CS Lewis once said something like “a man wishing to remain an atheist cannot be too careful of what he reads.” I think it’s much the same with a man wishing to remain unconvicted of something. I read two things the other day, which when taken together busted me up like a piñata at a first grade birthday party.
This first was this. I was able to read through Radical, by David Platt, in a single day (what can I say? Setup days always have a lot of downtime)
I read passages like this one:
“If we were left to ourselves with the task of taking the gospel to the world, we would immediately begin planning innovative strategies and plotting elaborate schemes. We would organize conventions, develop programs, and create foundations… But Jesus is so different from us. With the task of taking the gospel to the world, he wandered through the streets and byways…All He wanted was a few men who would think as He did, love as He did, see as He did, teach as He did and serve as He did. All He needed was to revolutionize the hearts of a few, and they would impact the world.”
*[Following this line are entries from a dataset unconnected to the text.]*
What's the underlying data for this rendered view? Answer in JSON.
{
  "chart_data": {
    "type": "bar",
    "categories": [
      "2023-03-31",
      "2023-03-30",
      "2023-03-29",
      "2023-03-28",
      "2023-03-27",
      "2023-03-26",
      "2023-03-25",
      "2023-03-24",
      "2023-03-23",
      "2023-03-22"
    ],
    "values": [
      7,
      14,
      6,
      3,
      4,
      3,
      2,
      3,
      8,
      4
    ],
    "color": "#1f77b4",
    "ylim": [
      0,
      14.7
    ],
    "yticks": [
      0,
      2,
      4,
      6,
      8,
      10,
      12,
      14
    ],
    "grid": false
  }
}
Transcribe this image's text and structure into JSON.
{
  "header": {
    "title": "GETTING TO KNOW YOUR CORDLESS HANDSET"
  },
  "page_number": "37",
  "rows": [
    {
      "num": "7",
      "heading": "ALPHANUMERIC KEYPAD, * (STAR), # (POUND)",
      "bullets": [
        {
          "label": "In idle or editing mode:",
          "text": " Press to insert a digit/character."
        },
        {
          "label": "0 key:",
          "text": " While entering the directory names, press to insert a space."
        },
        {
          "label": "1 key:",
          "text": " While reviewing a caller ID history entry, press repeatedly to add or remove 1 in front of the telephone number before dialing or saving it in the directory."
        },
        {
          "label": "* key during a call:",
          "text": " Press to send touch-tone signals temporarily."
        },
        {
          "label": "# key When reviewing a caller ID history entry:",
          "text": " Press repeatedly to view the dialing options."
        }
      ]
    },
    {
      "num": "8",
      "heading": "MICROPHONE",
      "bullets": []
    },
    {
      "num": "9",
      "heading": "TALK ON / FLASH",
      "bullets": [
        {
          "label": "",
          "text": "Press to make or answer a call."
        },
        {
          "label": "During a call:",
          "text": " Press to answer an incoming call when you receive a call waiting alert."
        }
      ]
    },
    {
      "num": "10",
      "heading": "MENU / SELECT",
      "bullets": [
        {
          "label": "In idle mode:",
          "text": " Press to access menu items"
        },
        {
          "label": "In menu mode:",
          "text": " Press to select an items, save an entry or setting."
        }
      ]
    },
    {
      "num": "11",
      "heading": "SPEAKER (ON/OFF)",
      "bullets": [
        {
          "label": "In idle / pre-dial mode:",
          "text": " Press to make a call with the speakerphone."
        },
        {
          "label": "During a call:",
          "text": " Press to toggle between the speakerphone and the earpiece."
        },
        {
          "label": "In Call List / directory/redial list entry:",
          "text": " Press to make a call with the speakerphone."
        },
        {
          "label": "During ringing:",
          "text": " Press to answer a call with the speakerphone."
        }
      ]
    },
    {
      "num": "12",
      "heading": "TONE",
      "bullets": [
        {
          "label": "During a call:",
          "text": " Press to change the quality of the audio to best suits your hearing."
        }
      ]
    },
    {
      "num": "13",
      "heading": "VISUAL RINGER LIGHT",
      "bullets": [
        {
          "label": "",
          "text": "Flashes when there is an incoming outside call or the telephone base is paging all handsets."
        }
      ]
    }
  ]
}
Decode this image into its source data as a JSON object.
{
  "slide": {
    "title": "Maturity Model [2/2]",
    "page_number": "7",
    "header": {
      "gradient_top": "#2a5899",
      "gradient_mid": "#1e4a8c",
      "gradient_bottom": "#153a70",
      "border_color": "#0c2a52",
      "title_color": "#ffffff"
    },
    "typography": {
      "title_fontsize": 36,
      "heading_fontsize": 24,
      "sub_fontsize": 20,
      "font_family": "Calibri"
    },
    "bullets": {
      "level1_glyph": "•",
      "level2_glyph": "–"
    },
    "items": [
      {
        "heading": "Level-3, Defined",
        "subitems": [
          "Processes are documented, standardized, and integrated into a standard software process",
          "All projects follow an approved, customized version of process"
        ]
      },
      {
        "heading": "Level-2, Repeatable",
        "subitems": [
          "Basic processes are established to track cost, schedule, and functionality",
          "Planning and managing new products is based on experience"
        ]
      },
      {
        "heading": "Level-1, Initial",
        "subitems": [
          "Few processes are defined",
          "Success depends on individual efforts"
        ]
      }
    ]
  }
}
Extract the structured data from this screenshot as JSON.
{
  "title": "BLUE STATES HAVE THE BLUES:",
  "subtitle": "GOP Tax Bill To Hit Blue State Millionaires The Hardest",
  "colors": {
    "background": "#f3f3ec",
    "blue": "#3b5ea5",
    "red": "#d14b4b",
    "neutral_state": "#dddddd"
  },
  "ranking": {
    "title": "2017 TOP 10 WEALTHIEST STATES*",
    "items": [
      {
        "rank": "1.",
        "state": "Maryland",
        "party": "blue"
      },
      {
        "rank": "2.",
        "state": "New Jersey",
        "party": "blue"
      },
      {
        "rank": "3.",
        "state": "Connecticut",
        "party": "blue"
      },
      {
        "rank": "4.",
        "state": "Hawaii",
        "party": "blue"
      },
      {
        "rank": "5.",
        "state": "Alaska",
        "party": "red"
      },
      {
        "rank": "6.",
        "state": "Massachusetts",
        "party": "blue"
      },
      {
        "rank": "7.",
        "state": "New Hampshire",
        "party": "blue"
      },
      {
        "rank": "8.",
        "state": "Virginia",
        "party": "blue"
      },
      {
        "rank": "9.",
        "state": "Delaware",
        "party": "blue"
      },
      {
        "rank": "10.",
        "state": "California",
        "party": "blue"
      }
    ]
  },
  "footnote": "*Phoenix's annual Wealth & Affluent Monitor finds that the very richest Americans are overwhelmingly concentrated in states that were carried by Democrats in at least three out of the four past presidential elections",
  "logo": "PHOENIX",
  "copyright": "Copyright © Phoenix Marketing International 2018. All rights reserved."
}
Which made me want to look at this:
Which in turn made me realize my head had been buried in the sand for a very long time. Any time missions or evangelizing the lost around the world came up, my first instinct was to say something like “that’s great for you, but I don’t really feel called to the mission field.”
Is that right?
What occurred to me this week (thanks to Platt) was that when I beg off spreading the Gospel because I don’t feel ‘called’ to it, I’m taking a very clear directive from Jesus to all believers and making it about whether or not I feel I’m supposed to do something.
But I’m not a pastor, I’d say. Because only pastors have experienced the fullness of Christ and can attest to what redemption feels like!
And the truth about that is so what? The disciples didn’t start out that way either. Jesus took regular people and used them to build a church that has endured for millennia. Fishermen. Tax collectors. Ex-whores.
Just tell your story, man. What did Jesus do for you? How did it feel then? How does it feel now?
Ok, you’re saved. What happens next? I realized I didn’t have to be ordained to tell people those things.
Being the hands and feet of Jesus is a piece of cake–said no one, ever.
Platt also makes this point: Every saved person this side of heaven owes the Gospel to every lost person this side of hell.
If that is true, and I am any sort of believer, and any sort of man, who am I to pass on what is commissioned by God?
“God beckons storm clouds and they come. He tells the wind to blow and the rain to fall, and they obey immediately. He speaks to the mountains, ‘You go there,’ and He says to the seas, ‘You stop here, and they do it. Everything in all creation responds in obedience to the Creator…until we get to you and me. We have the audacity to look God in the face and say, ‘No.”
It’s pretty clear what we are to do. What I am to do.
One thought on “Conviction II: With a Vengeance”
Amen Tom. This was a marvelous read. I understand the conviction.